Claes Wahlestedt, MD, PhD
Claes Wahlestedt is the Leonard M. Miller Professor and associate dean and center director for therapeutic innovation at the University of Miami Miller School of Medicine. His research focuses on epigenetics, mammalian transcriptomics, noncoding RNAs, cancer, neuroscience, and drug discovery in several therapeutic areas. Wahlestedt obtained his MD and PhD degrees from Lund University, Sweden, and has worked in academia and in the pharmaceutical industry. Before joining the University of Miami, he was a professor and director of neuroscience at the Florida campus of the Scripps Research Institute, and previously an endowed professor of pharmacogenomics and chair of the Department for Genomics and Bioinformatics at the Karolinska Institute, Sweden. He has directed large drug discovery and biotechnology teams in the pharmaceutical industry for Astra-Zeneca, Pharmacia & Upjohn, and Pharmacia Corporation. His most recent biotechnology start-ups are CURNA Inc. (focusing on noncoding RNAs; acquired by OPKO Health in 2011) and Epigenetix Inc. (focusing on chromatin regulators).
Hui Zheng, PhD
Hui Zheng holds a PhD from Baylor College of Medicine. She studies the biological and pathophysiological functions of the amyloid precursor protein (APP) and presenilins. Her work revealed APP as a synaptic adhesion protein and identified an intriguing role of presenilins in skin tumorigenesis. Recently, Zheng expanded her focus to investigate the neuron-glia signaling pathways and intracellular clearance mechanisms in neuronal health and Alzheimer's disease. Zheng holds the Huffington Foundation Endowed Chair and directs the Huffington Center on Aging at Baylor College of Medicine. She has also researched Alzheimer's disease at Merck Research Laboratories.
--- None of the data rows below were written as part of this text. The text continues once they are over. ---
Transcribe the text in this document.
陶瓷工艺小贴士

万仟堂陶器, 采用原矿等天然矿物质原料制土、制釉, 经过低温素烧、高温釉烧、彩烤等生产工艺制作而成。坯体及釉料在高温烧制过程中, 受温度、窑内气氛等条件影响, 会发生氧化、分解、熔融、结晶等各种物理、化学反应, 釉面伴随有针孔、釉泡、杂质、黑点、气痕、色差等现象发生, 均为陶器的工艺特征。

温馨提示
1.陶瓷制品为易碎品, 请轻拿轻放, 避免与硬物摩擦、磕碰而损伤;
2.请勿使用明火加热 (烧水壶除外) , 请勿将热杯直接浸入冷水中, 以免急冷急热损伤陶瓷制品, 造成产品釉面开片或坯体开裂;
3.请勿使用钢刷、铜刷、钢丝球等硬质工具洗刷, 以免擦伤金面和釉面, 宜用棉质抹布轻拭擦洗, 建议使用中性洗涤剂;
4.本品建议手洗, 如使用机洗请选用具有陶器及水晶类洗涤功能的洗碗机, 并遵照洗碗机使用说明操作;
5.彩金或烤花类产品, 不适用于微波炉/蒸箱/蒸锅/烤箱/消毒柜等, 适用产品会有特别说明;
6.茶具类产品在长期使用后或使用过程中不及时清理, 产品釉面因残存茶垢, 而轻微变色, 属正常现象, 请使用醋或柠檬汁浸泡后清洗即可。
She serves on the Cellular & Molecular Biology of Neurodegeneration (CMND) Study Section and is a member of the BrightFocus Foundation Scientific Advisory Committee and the Alzheimer's Association Medical & Scientific Advisory Council.
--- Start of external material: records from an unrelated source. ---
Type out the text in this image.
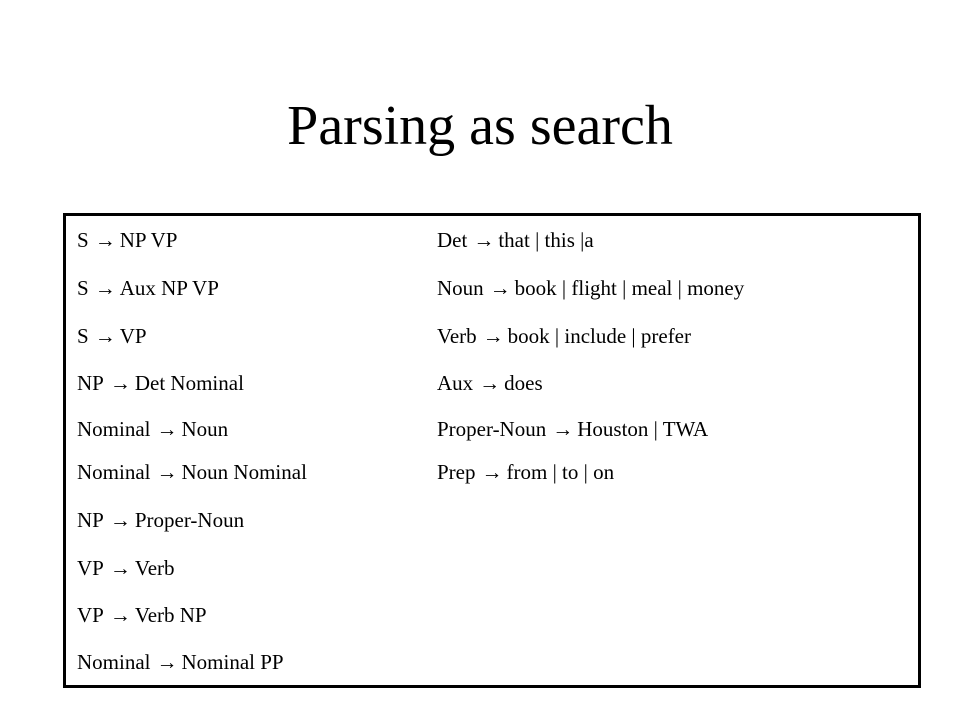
Parsing as search
S → NP VP
S → Aux NP VP
S → VP
NP → Det Nominal
Nominal → Noun
Nominal → Noun Nominal
NP → Proper-Noun
VP → Verb
VP → Verb NP
Nominal → Nominal PP
Det → that | this |a
Noun → book | flight | meal | money
Verb → book | include | prefer
Aux → does
Proper-Noun → Houston | TWA
Prep → from | to | on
Jennifer Cable lives in New York City, where she experiments with different outlets to communicate science. She enjoys bringing science to scientists and nonscientists alike. She writes for Nature Structural and Molecular Biology, Bitesize Bio, Under the Microscope, and the Nature New York blog. She received a PhD from the University of North Carolina at Chapel Hill for her research in investigating the structure/function relationship of proteins.